Catalogue of illustrations

The Human Figure in Motion: Selected single shot of a dancing woman
The Human Figure in Motion: Selected single shot of a dancing woman

The consecutive phases of nearly all the serial illustrations of movement were synchronously photographed from each of two or from three points of view. Wherever convenient, the foreshortened phases are placed immediately under the corresponding phases of the lateral series. In some of the seriates, two lines of figures are required for the laterals, and one line only for the foreshortenings; in this event the corresponding phases can be readily ascertained by counting the figures.

In all the seriates the sequence of phases is indicated by an arrow.

The classification of the figures into laterals, front-foreshortenings, and rear-foreshortenings, is, in some of the seriates, purely arbitrary. These designations are usually given to the first phase from each of the respective points of view.

The intervals of time between the successive phases – when the chronograph was used – are recorded, under each series, in thousandths of a second. If it is required to ascertain the time in which the complete movement, or any portion of a movement, was effected, it will be merely necessary to multiply the number of thousandths of a second by the number of intervals. For nearly all purposes, however, the calculation of intervals in hundredths, or perhaps even tenths, of a second may be found sufficiently accurate.

As a general rule, the points of view of each lateral series were at an elevation of about one-half the height of the model while standing on the ground. In seriates 1 and 4, the lateral points of view were on a level with the platform on which the model was walking, and so also with the larger figures of the same action as series 1. The points of view of the foreshortened series were – when at an angle of 90° to the laterals – of varying heights of a vertical line; either ascending or descending 3 inches for each successive exposure. The points of view from other angles were usually on one horizontal line, and about the level of the lateral serials.

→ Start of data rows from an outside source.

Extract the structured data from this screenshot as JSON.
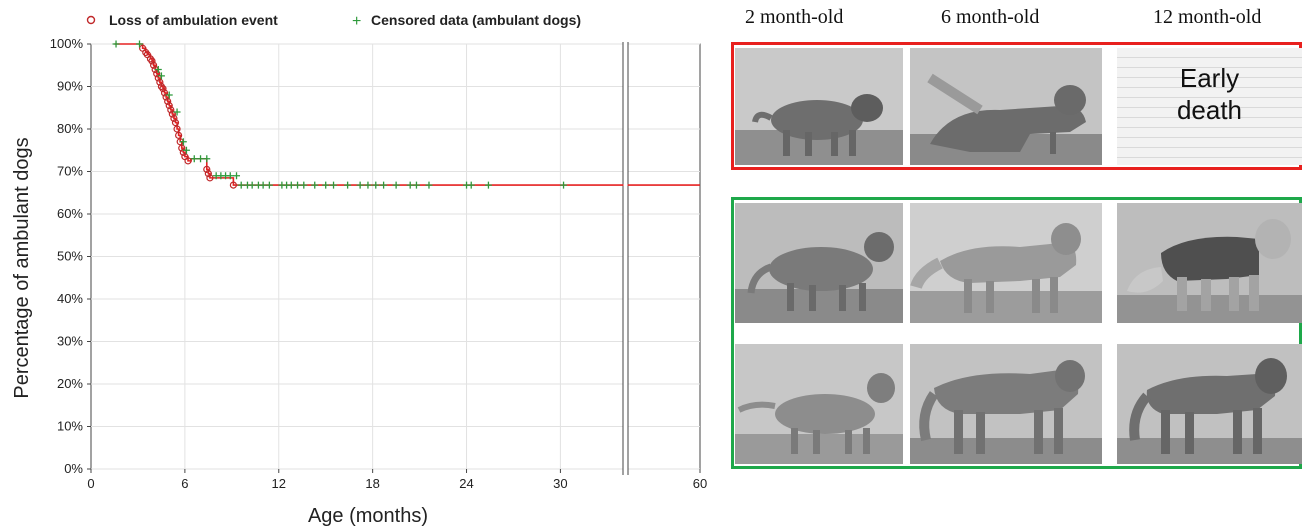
{
  "chart_data": {
    "type": "line",
    "title": "",
    "xlabel": "Age (months)",
    "ylabel": "Percentage of ambulant dogs",
    "xlim": [
      0,
      60
    ],
    "ylim": [
      0,
      100
    ],
    "x_break": [
      34,
      36
    ],
    "x_ticks": [
      "0",
      "6",
      "12",
      "18",
      "24",
      "30",
      "60"
    ],
    "y_ticks": [
      "0%",
      "10%",
      "20%",
      "30%",
      "40%",
      "50%",
      "60%",
      "70%",
      "80%",
      "90%",
      "100%"
    ],
    "grid": true,
    "legend": "top",
    "series": [
      {
        "name": "Loss of ambulation event",
        "marker": "circle",
        "color": "#c0282a",
        "points": [
          [
            3.3,
            99
          ],
          [
            3.5,
            98
          ],
          [
            3.6,
            97.5
          ],
          [
            3.8,
            96.5
          ],
          [
            3.9,
            96
          ],
          [
            4.0,
            95
          ],
          [
            4.1,
            94
          ],
          [
            4.2,
            93
          ],
          [
            4.3,
            92
          ],
          [
            4.4,
            91
          ],
          [
            4.5,
            90
          ],
          [
            4.6,
            89.5
          ],
          [
            4.7,
            88.5
          ],
          [
            4.8,
            87.5
          ],
          [
            4.9,
            86.5
          ],
          [
            5.0,
            85.5
          ],
          [
            5.1,
            84.5
          ],
          [
            5.2,
            83.5
          ],
          [
            5.3,
            82.5
          ],
          [
            5.4,
            81.5
          ],
          [
            5.5,
            80
          ],
          [
            5.6,
            78.5
          ],
          [
            5.7,
            77
          ],
          [
            5.8,
            75.5
          ],
          [
            5.9,
            74.5
          ],
          [
            6.0,
            73.5
          ],
          [
            6.2,
            72.5
          ],
          [
            7.4,
            70.5
          ],
          [
            7.5,
            69.5
          ],
          [
            7.6,
            68.5
          ],
          [
            9.1,
            66.8
          ]
        ]
      },
      {
        "name": "Censored data (ambulant dogs)",
        "marker": "plus",
        "color": "#2e9a3c",
        "points": [
          [
            1.6,
            100
          ],
          [
            3.1,
            100
          ],
          [
            4.3,
            94
          ],
          [
            4.5,
            92.5
          ],
          [
            5.0,
            88
          ],
          [
            5.5,
            84
          ],
          [
            5.9,
            77
          ],
          [
            6.1,
            75
          ],
          [
            6.6,
            73
          ],
          [
            7.0,
            73
          ],
          [
            7.4,
            73
          ],
          [
            8.0,
            69
          ],
          [
            8.3,
            69
          ],
          [
            8.6,
            69
          ],
          [
            8.9,
            69
          ],
          [
            9.3,
            69
          ],
          [
            9.6,
            66.8
          ],
          [
            10.0,
            66.8
          ],
          [
            10.3,
            66.8
          ],
          [
            10.7,
            66.8
          ],
          [
            11.0,
            66.8
          ],
          [
            11.4,
            66.8
          ],
          [
            12.2,
            66.8
          ],
          [
            12.5,
            66.8
          ],
          [
            12.8,
            66.8
          ],
          [
            13.2,
            66.8
          ],
          [
            13.6,
            66.8
          ],
          [
            14.3,
            66.8
          ],
          [
            15.0,
            66.8
          ],
          [
            15.5,
            66.8
          ],
          [
            16.4,
            66.8
          ],
          [
            17.2,
            66.8
          ],
          [
            17.7,
            66.8
          ],
          [
            18.2,
            66.8
          ],
          [
            18.7,
            66.8
          ],
          [
            19.5,
            66.8
          ],
          [
            20.4,
            66.8
          ],
          [
            20.8,
            66.8
          ],
          [
            21.6,
            66.8
          ],
          [
            24.0,
            66.8
          ],
          [
            24.3,
            66.8
          ],
          [
            25.4,
            66.8
          ],
          [
            30.2,
            66.8
          ]
        ]
      }
    ],
    "survival_steps": [
      [
        1.5,
        100
      ],
      [
        3.2,
        100
      ],
      [
        3.3,
        99
      ],
      [
        3.5,
        98
      ],
      [
        3.6,
        97.5
      ],
      [
        3.8,
        96.5
      ],
      [
        3.9,
        96
      ],
      [
        4.0,
        95
      ],
      [
        4.1,
        94
      ],
      [
        4.2,
        93
      ],
      [
        4.3,
        92
      ],
      [
        4.4,
        91
      ],
      [
        4.5,
        90
      ],
      [
        4.6,
        89.5
      ],
      [
        4.7,
        88.5
      ],
      [
        4.8,
        87.5
      ],
      [
        4.9,
        86.5
      ],
      [
        5.0,
        85.5
      ],
      [
        5.1,
        84.5
      ],
      [
        5.2,
        83.5
      ],
      [
        5.3,
        82.5
      ],
      [
        5.4,
        81.5
      ],
      [
        5.5,
        80
      ],
      [
        5.6,
        78.5
      ],
      [
        5.7,
        77
      ],
      [
        5.8,
        75.5
      ],
      [
        5.9,
        74.5
      ],
      [
        6.0,
        73.5
      ],
      [
        6.2,
        72.5
      ],
      [
        6.4,
        73
      ],
      [
        7.4,
        70.5
      ],
      [
        7.5,
        69.5
      ],
      [
        7.6,
        68.5
      ],
      [
        9.1,
        66.8
      ],
      [
        60,
        66.8
      ]
    ],
    "line_color": "#e52222"
  },
  "legend": {
    "event_label": "Loss of ambulation event",
    "censored_label": "Censored data (ambulant dogs)"
  },
  "panels": {
    "column_labels": [
      "2 month-old",
      "6 month-old",
      "12 month-old"
    ],
    "early_death_line1": "Early",
    "early_death_line2": "death",
    "red_border_color": "#e8201e",
    "green_border_color": "#1ea84a"
  }
}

The lines on the background were 5 centimetres, or about 2 inches, apart, with broader lines 50 centimetres, or about 20 inches, apart. The usual distance of the model from the background was, for the laterals, about 75 centimetres (30 inches); the distance of the model from the lateral camera usually approximated 15 metres, or nearly 50 feet.

[Eadweard Muybridge: The Human Figure in Motion. An Electro=Photographic Investigation of Consecutive Phases of Muscular Actions. Third impression. London 1907. pp. 12-15.]